FAQ: How Do I Enable Trace Logging?

To facilitate troubleshooting, debugging, and performance analysis, you may enable trace logging for the HTTP/Transport module and view detailed trace logs.

Enabling trace logging is a non-persistent configuration and will be disabled upon a cluster restart.

Operation Guide

Log in to Kibana and go to the command execution page. Elasticsearch clusters support multiple access methods. This topic uses Kibana as an example to describe the operation procedures.
1. Log in to the CSS management console.
2. In the navigation pane on the left, choose Clusters > Elasticsearch.
3. In the cluster list, find the target cluster, and click Kibana in the Operation column to log in to the Kibana console.
4. In the left navigation pane, choose Dev Tools.
  The left part of the console is the command input box, and the triangle icon in its upper-right corner is the execution button.

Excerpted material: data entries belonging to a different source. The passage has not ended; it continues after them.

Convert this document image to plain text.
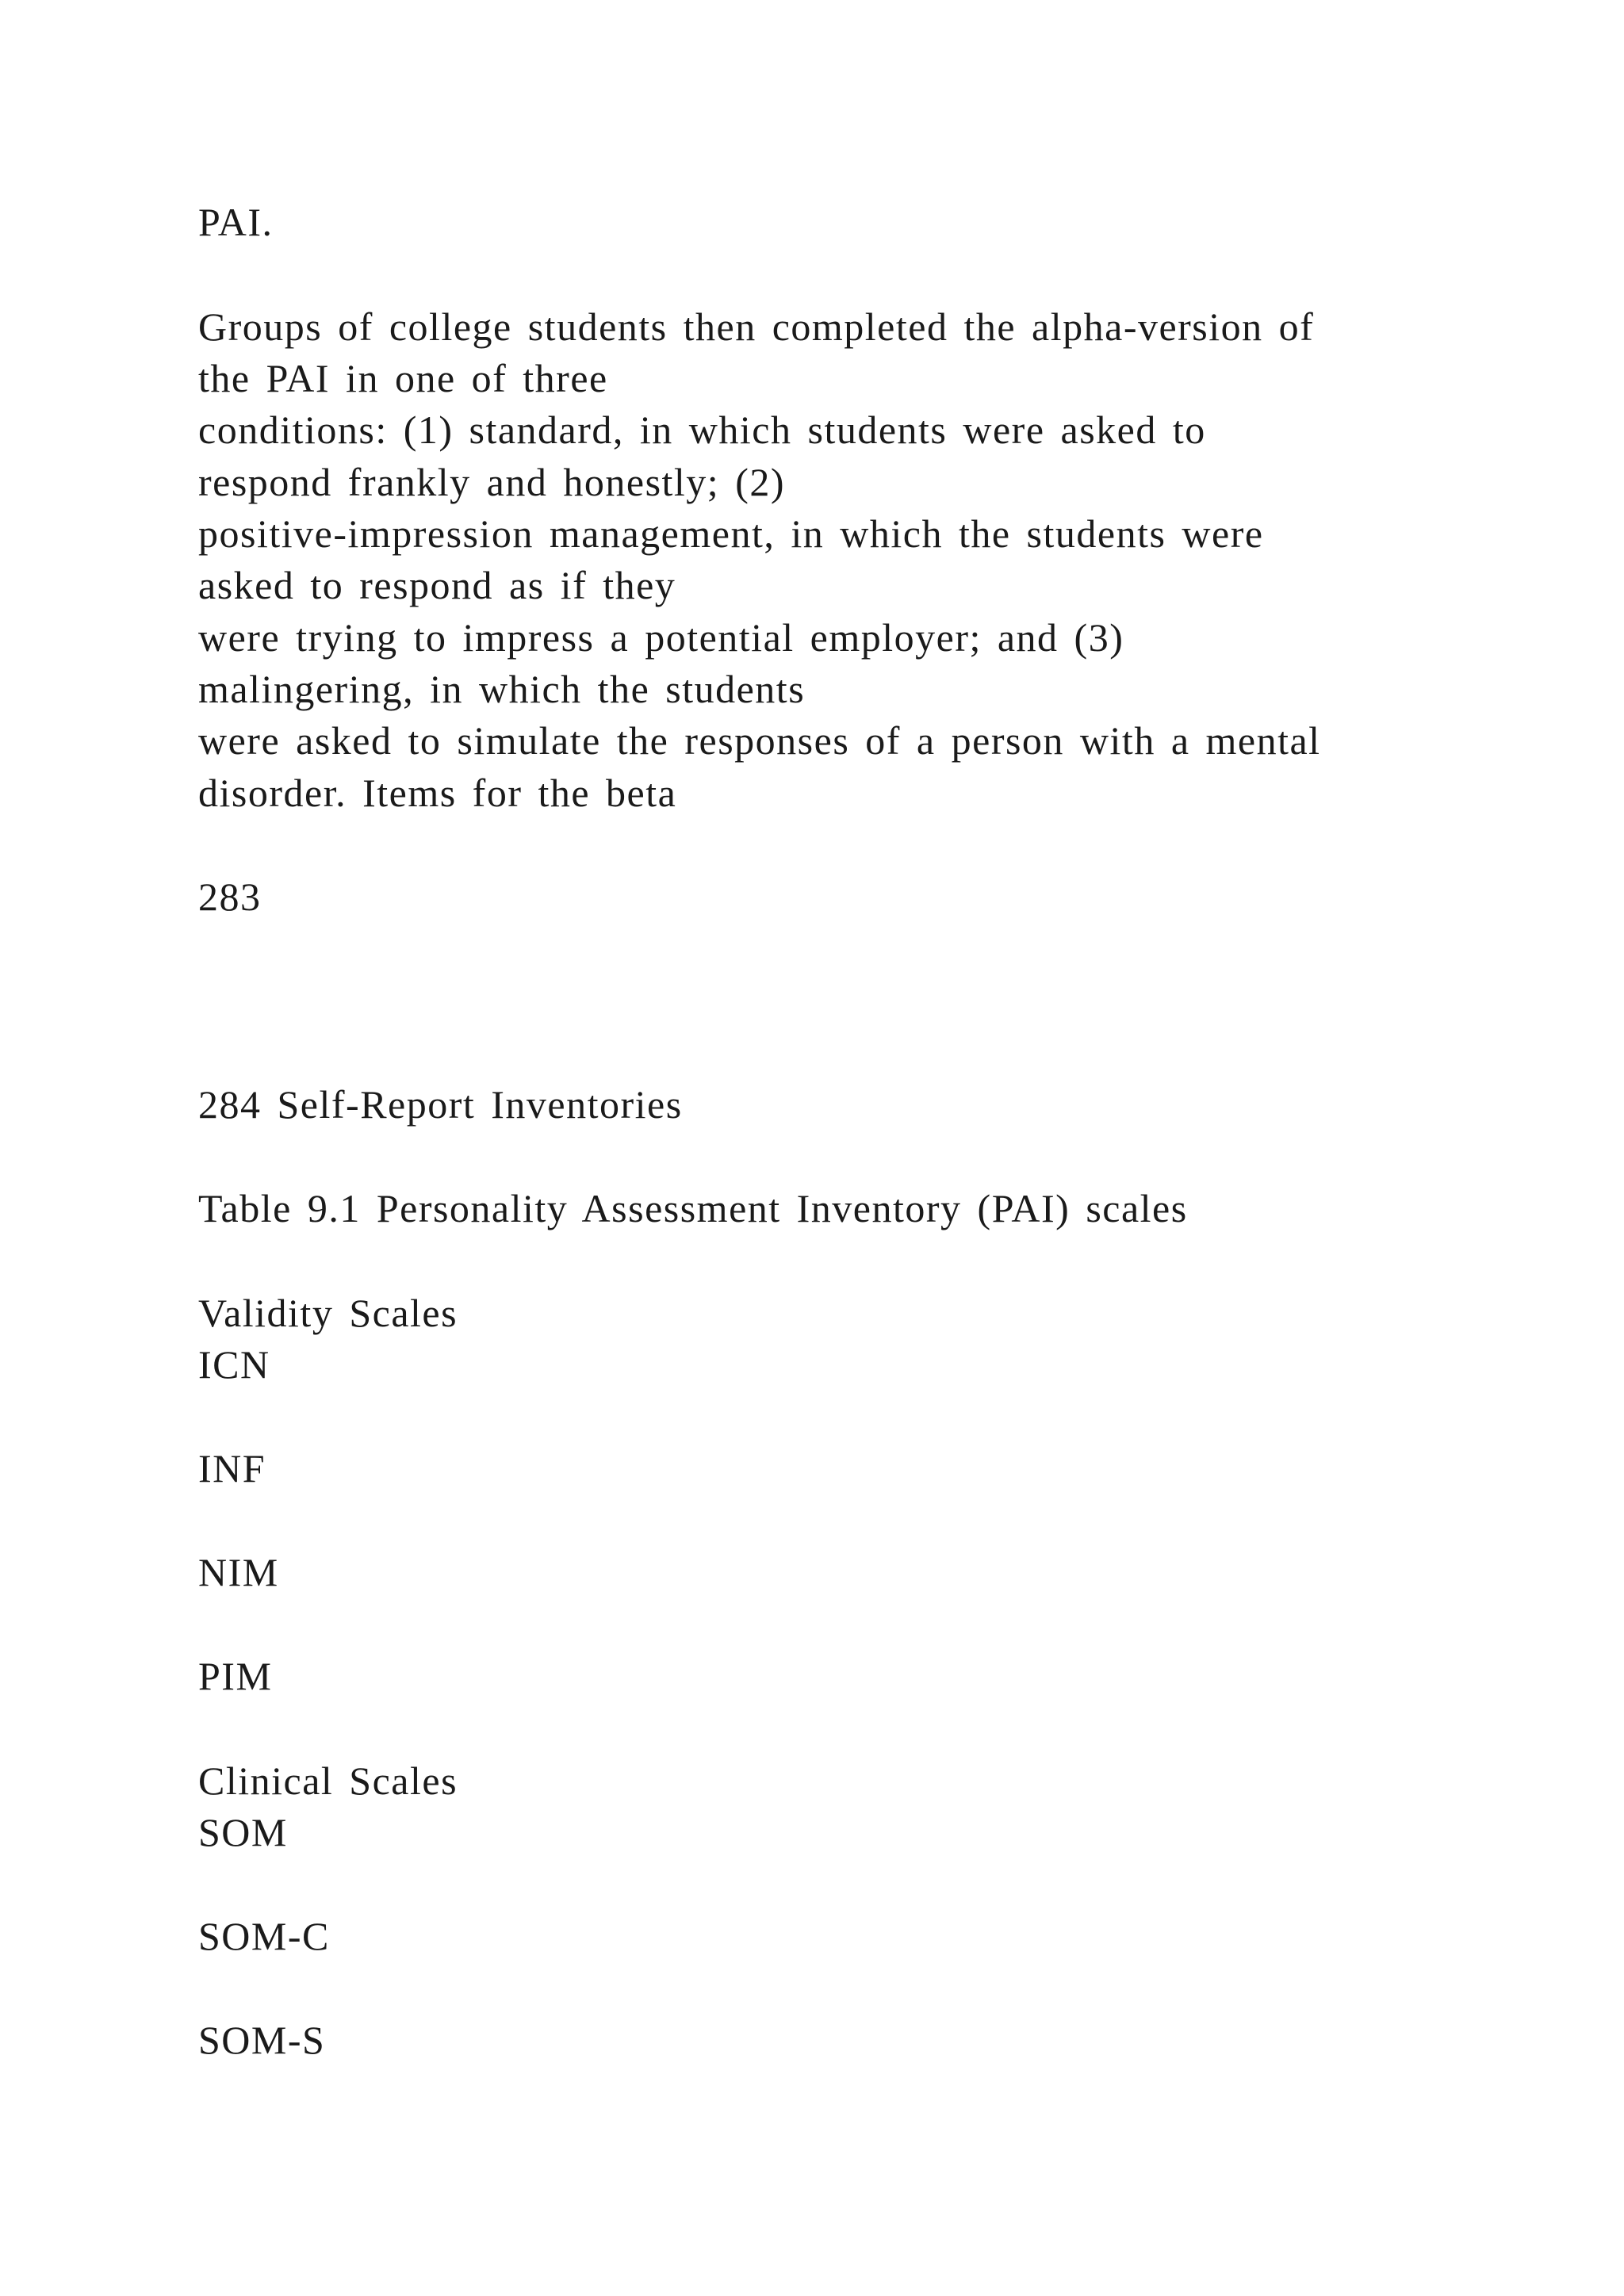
PAI.
Groups of college students then completed the alpha-version of
the PAI in one of three
conditions: (1) standard, in which students were asked to
respond frankly and honestly; (2)
positive-impression management, in which the students were
asked to respond as if they
were trying to impress a potential employer; and (3)
malingering, in which the students
were asked to simulate the responses of a person with a mental
disorder. Items for the beta
283
284 Self-Report Inventories
Table 9.1 Personality Assessment Inventory (PAI) scales
Validity Scales
ICN
INF
NIM
PIM
Clinical Scales
SOM
SOM-C
SOM-S
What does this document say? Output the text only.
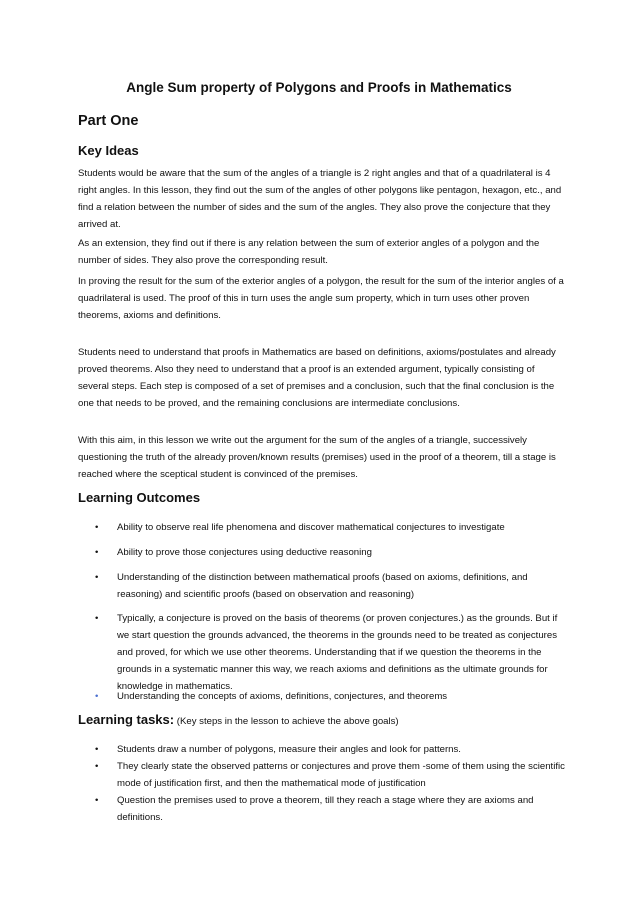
Angle Sum property of Polygons and Proofs in Mathematics
Part One
Key Ideas
Students would be aware that the sum of the angles of a triangle is 2 right angles and that of a quadrilateral is 4 right angles. In this lesson, they find out the sum of the angles of other polygons like pentagon, hexagon, etc., and find a relation between the number of sides and the sum of the angles. They also prove the conjecture that they arrived at.
As an extension, they find out if there is any relation between the sum of exterior angles of a polygon and the number of sides. They also prove the corresponding result.
In proving the result for the sum of the exterior angles of a polygon, the result for the sum of the interior angles of a quadrilateral is used. The proof of this in turn uses the angle sum property, which in turn uses other proven theorems, axioms and definitions.
Students need to understand that proofs in Mathematics are based on definitions, axioms/postulates and already proved theorems. Also they need to understand that a proof is an extended argument, typically consisting of several steps. Each step is composed of a set of premises and a conclusion, such that the final conclusion is the one that needs to be proved, and the remaining conclusions are intermediate conclusions.
With this aim, in this lesson we write out the argument for the sum of the angles of a triangle, successively questioning the truth of the already proven/known results (premises) used in the proof of a theorem, till a stage is reached where the sceptical student is convinced of the premises.
Learning Outcomes
• Ability to observe real life phenomena and discover mathematical conjectures to investigate
• Ability to prove those conjectures using deductive reasoning
• Understanding of the distinction between mathematical proofs (based on axioms, definitions, and reasoning) and scientific proofs (based on observation and reasoning)
• Typically, a conjecture is proved on the basis of theorems (or proven conjectures.) as the grounds. But if we start question the grounds advanced, the theorems in the grounds need to be treated as conjectures and proved, for which we use other theorems. Understanding that if we question the theorems in the grounds in a systematic manner this way, we reach axioms and definitions as the ultimate grounds for knowledge in mathematics.
• Understanding the concepts of axioms, definitions, conjectures, and theorems
Learning tasks: (Key steps in the lesson to achieve the above goals)
• Students draw a number of polygons, measure their angles and look for patterns.
• They clearly state the observed patterns or conjectures and prove them -some of them using the scientific mode of justification first, and then the mathematical mode of justification
• Question the premises used to prove a theorem, till they reach a stage where they are axioms and definitions.
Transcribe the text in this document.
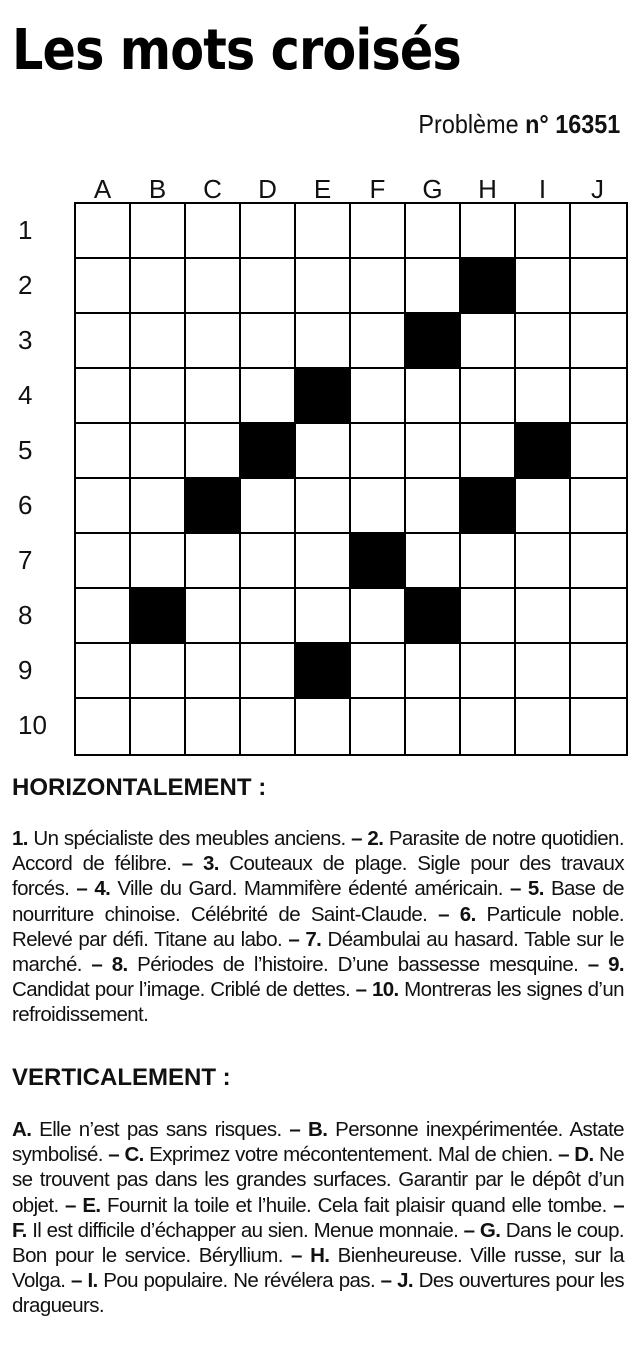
Les mots croisés
Problème n° 16351
A	B	C	D	E	F	G	H	I	J
1
2
3
4
5
6
7
8
9
10
HORIZONTALEMENT :
1. Un spécialiste des meubles anciens. – 2. Parasite de notre quotidien. Accord de félibre. – 3. Couteaux de plage. Sigle pour des travaux forcés. – 4. Ville du Gard. Mammifère édenté américain. – 5. Base de nourriture chinoise. Célébrité de Saint-Claude. – 6. Particule noble. Relevé par défi. Titane au labo. – 7. Déambulai au hasard. Table sur le marché. – 8. Périodes de l’histoire. D’une bassesse mesquine. – 9. Candidat pour l’image. Criblé de dettes. – 10. Montreras les signes d’un refroidissement.
VERTICALEMENT :
A. Elle n’est pas sans risques. – B. Personne inexpérimentée. Astate symbolisé. – C. Exprimez votre mécontentement. Mal de chien. – D. Ne se trouvent pas dans les grandes surfaces. Garantir par le dépôt d’un objet. – E. Fournit la toile et l’huile. Cela fait plaisir quand elle tombe. – F. Il est difficile d’échapper au sien. Menue monnaie. – G. Dans le coup. Bon pour le service. Béryllium. – H. Bienheureuse. Ville russe, sur la Volga. – I. Pou populaire. Ne révélera pas. – J. Des ouvertures pour les dragueurs.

The right part shows the execution result.

Run the following command to enable trace logging:

PUT _cluster/settings
{
  "transient": {
    "logger.org.elasticsearch.transport.TransportService.tracer": "trace",
    "transport.tracer.include": "",
    "http.tracer.include": "",
    "logger.org.elasticsearch.http.HttpTracer": "trace"
  }
}

Go to the log details page to view trace logs.
1. In the cluster list, click the name of the target cluster. The cluster information page is displayed.
2. Choose Logs > Log Search. The Log Search page is displayed.
3. Select all log levels (mandatory) and view trace logs.